To my mind, Ama de‑Graft Aikins is a stalwart scholar, a world‑class Professor by any definition.
Her latest book, titled as above and only recently published, is a treasure trove that must be seriously studied by serious people.
It is a cross‑disciplinary project, operating at the confluence of African art, history, public health, religion, development (especially class differentiations and tensions), philosophy, literature, and, of course, her home domain, social psychology.
I have never quite come across as meticulous and ambitious an academic project by a scholar of her generation in Africa. I particularly love her very creative but reflective use of Ghanaian proverbs.
Ama is the daughter and sister who achieved global fame while staying locally rooted.
Her work is very original in that it reaches deep into the recesses of lived social realities of the subaltern classes, the parts of society that many elites are blind to.
She spends time with peasants, priests, faith healers, prostitutes, charlatan healers, etc., in empathetic inquiry.
At the same time, her literature review will leave many worthy Nobel Laureates panting.
Many times, the scientifically observed and chronicled realities in the book jolted my conscience. How can so many of us live like this in the 21st century?
The Santa Claus democracies in Africa are failing—from Cape Town to Cairo.
For those in parts of Africa debating whether or not false political prophecies by rambling charlatan prophets should be banned, Ama provides ample raw material to enable a rigorous analytical conclusion to be reached.
The poor are in the majority, not the incessantly chattering metropolitan elites.
That majority, unfortunately mired in economic deprivation, illiteracy and disease, is very vulnerable to superstition.
They should not be abandoned by the state to quacks, charlatans, fakes, and—sometimes—even criminally unhinged and demented soothsayers.
My friend Ama does not go as far as to call for the state to forcefully regulate this space with a democratically driven iron fist. But I will.

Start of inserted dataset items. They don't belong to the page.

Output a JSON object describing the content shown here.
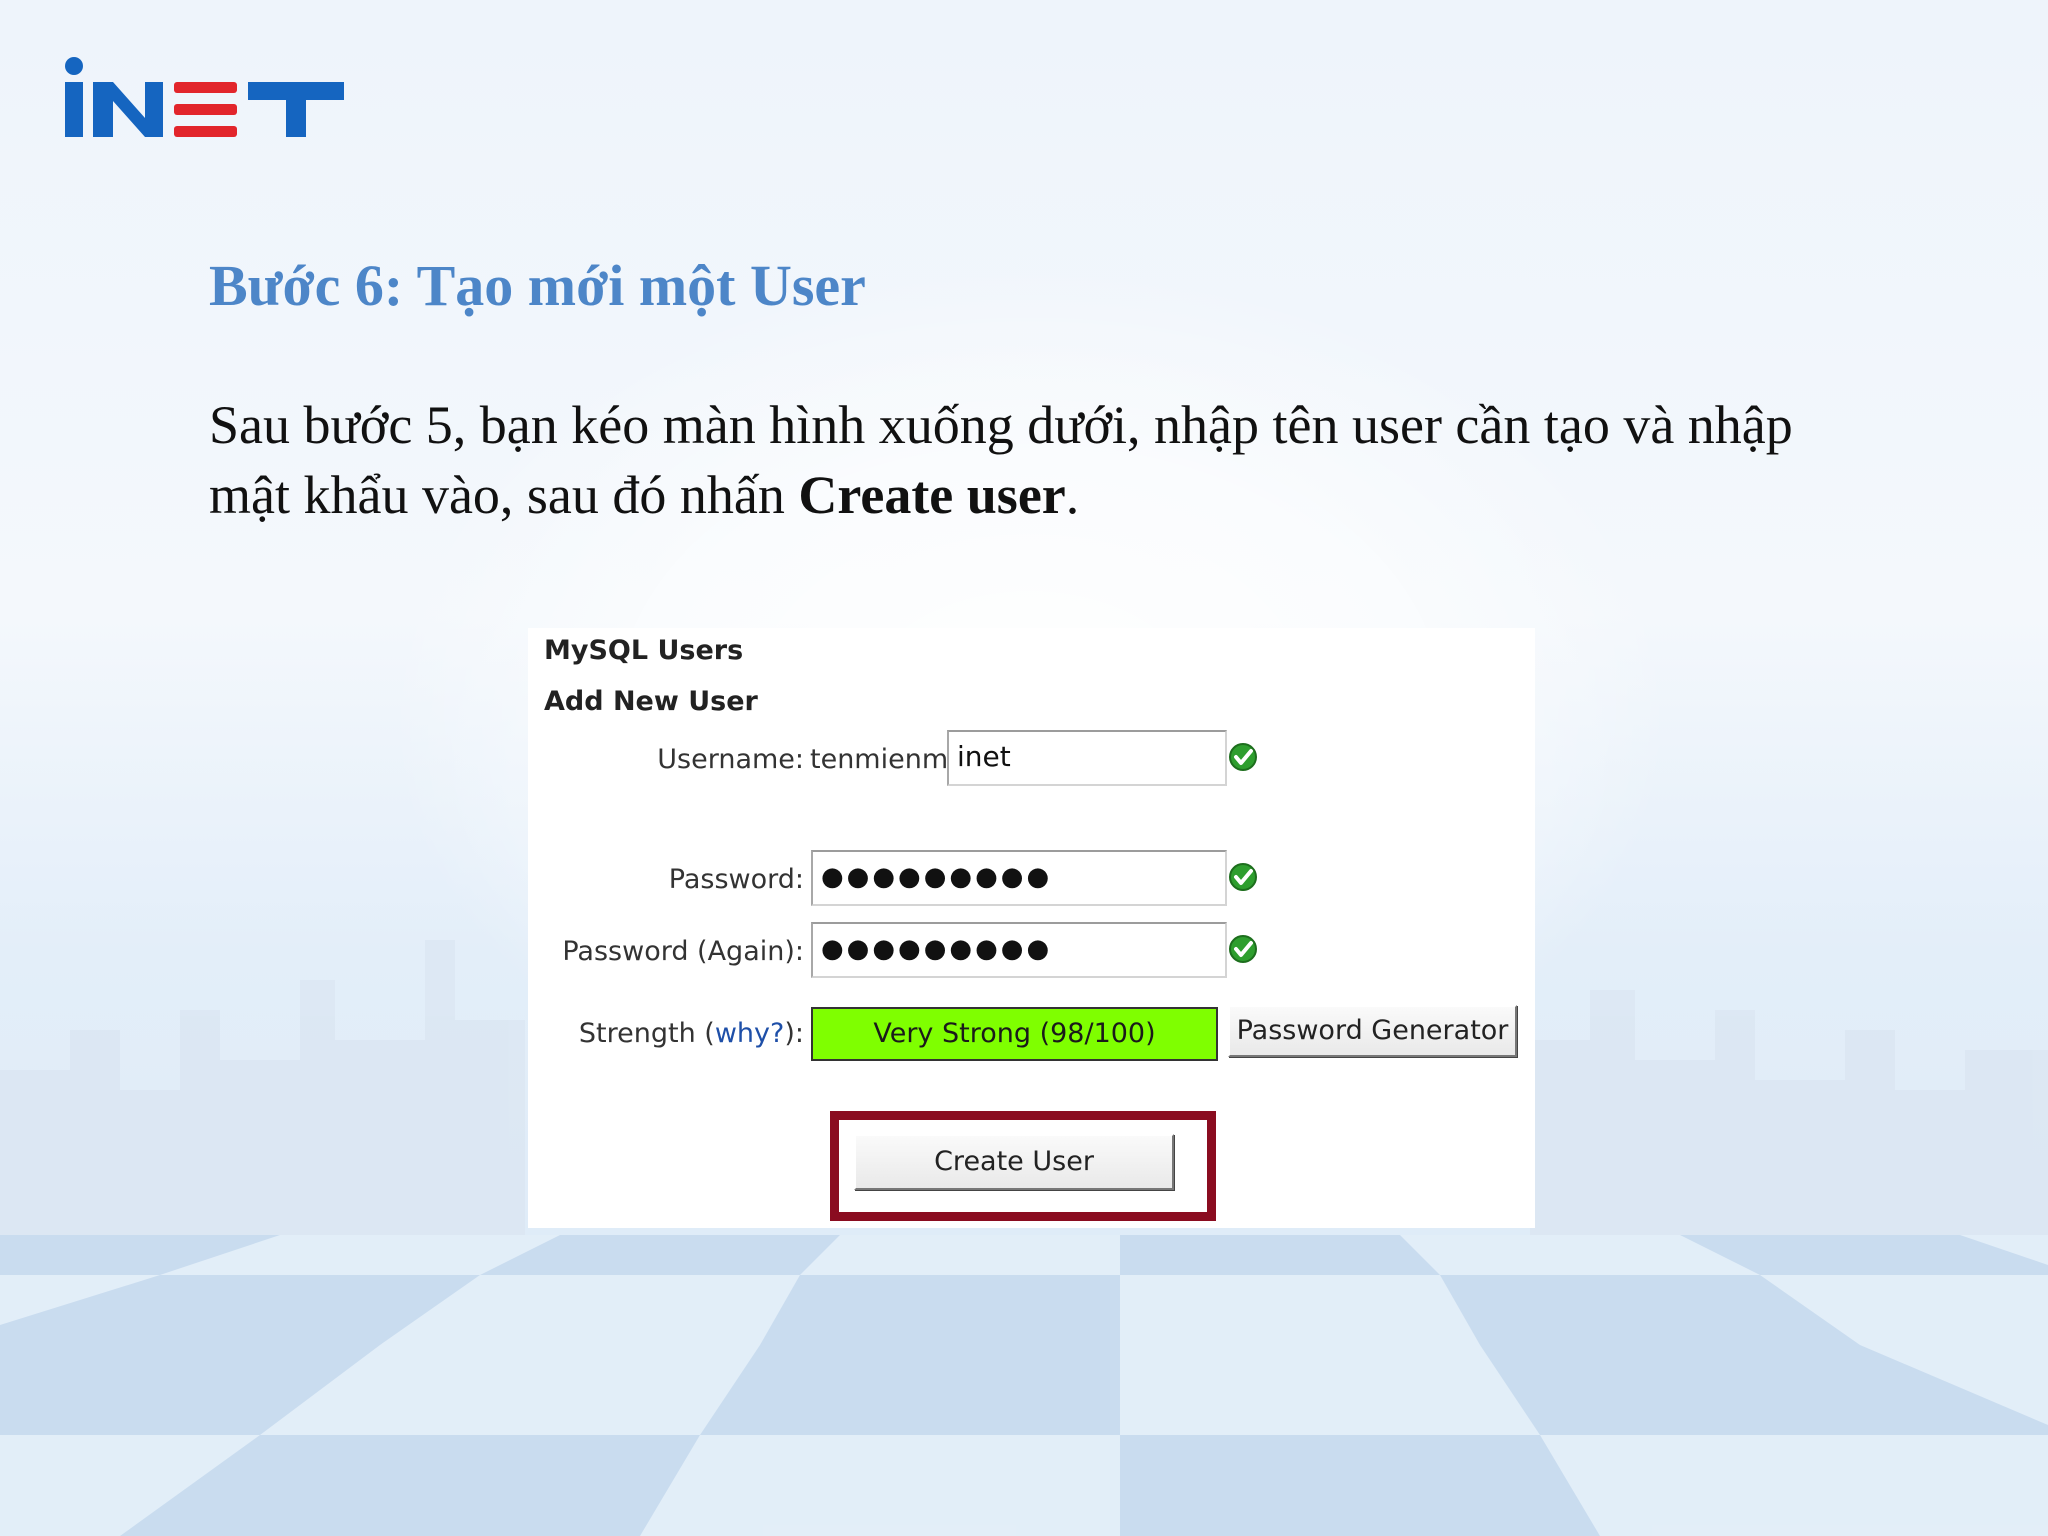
{
  "brand": {
    "logo_text": "iNET",
    "logo_blue": "#1565c0",
    "logo_red": "#e2252b"
  },
  "slide": {
    "title": "Bước 6: Tạo mới một User",
    "body_normal": "Sau bước 5, bạn kéo màn hình xuống dưới, nhập tên user cần tạo và nhập mật khẩu vào, sau đó nhấn ",
    "body_bold": "Create user",
    "body_end": ".",
    "title_color": "#4d86c8"
  },
  "screenshot": {
    "section_title": "MySQL Users",
    "subsection_title": "Add New User",
    "username_label": "Username:",
    "username_prefix": "tenmienm_",
    "username_value": "inet",
    "password_label": "Password:",
    "password_value": "●●●●●●●●●",
    "password_again_label": "Password (Again):",
    "password_again_value": "●●●●●●●●●",
    "strength_label_start": "Strength (",
    "strength_link": "why?",
    "strength_label_end": "):",
    "strength_value": "Very Strong (98/100)",
    "strength_color": "#7fff00",
    "generator_button": "Password Generator",
    "create_button": "Create User",
    "highlight_color": "#8a0c20",
    "valid_icon": "check-circle-icon"
  }
}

These irresponsible prophecies claiming to be from God, but playing on the vulnerabilities of our less fortunate compatriots, must be stopped, with an ungloved iron fist. Democracy will never thrive without discipline.
The place in which we will live will not exist until we make it.
Congratulations, Ama. If I succeed in convincing you, this book will be campaigned and activated with revolutionary zeal.
Philosophers have hitherto interpreted the world; what remains is to change it. Hope springs eternal.